La raccomandazioni per gli assistiti sono: non utilizzare Diclofenac in automedicazione per curare l’influenza e gli stati febbrili, non utilizzarlo nei bambini al di sotto dei 14 anni, non superare la dose massima giornaliera di 75 mg e infine non superare i 3 giorni di terapia.

Tali limitazioni si riferiscono ai pazienti utilizzatori di  diclofenac nelle formulazioni dispensate in farmacia senza obbligo di ricetta (automedicazione). L’utilizzo del diclofenac, nelle formulazioni farmaceutiche che ne prevedono la prescrizione  da parte del medico, è appropriato quando vengono rispettate le  indicazioni, la posologia e le  limitazioni riportate nella scheda tecnica. Il medico può, di volta in volta, valutando il profilo di rischio del paziente rispetto alle limitazioni e controindicazioni all’uso di diclofenac, definire la posologia e i giorni di terapia. L’effetto analgesico infatti, come riportato nella determinazione alla Nota AIFA 66 per tutti gli antinfiammatori, si ottiene in genere in una settimana, mentre per un effetto antinfiammatorio completo (anche dal punto di vista clinico) servono spesso anche tre settimane.

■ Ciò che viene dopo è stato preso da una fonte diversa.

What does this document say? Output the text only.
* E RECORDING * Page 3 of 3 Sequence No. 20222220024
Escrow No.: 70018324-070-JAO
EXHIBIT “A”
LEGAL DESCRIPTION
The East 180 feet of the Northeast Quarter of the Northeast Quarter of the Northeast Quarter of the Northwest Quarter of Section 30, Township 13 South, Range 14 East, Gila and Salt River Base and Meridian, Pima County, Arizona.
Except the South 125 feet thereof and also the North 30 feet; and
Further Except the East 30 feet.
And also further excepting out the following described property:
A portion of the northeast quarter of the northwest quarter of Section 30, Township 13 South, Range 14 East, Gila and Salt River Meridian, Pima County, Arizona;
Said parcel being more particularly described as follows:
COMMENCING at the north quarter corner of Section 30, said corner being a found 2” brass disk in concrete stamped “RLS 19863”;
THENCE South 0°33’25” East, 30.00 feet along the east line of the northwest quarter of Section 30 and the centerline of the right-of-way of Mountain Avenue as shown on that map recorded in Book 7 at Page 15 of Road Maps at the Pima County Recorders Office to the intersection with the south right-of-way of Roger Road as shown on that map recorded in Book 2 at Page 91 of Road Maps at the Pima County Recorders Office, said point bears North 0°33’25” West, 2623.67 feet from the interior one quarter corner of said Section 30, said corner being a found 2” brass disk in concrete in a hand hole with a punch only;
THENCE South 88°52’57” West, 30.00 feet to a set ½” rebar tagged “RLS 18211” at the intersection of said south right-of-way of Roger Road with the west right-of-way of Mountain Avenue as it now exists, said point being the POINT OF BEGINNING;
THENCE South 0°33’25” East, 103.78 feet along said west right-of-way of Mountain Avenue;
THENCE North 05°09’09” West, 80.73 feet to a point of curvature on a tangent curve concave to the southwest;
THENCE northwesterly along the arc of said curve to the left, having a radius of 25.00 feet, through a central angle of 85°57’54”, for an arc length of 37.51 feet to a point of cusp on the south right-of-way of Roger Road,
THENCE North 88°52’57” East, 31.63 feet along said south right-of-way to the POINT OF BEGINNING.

Si ribadisce in ogni caso che i tutti i farmaci antinfiammatori, in ogni caso, non debbono essere mai utilizzati per sfruttare il loro effetto analgesico, indipendentemente dal rischio vascolare o gastrointestinale del paziente. Il solo utilizzo appropriato di FANS/Coxib è la dimostrazione che vi è uno stato infiammatorio in cui verosimilmente è coinvolto il meccanismo delle prostaglandine.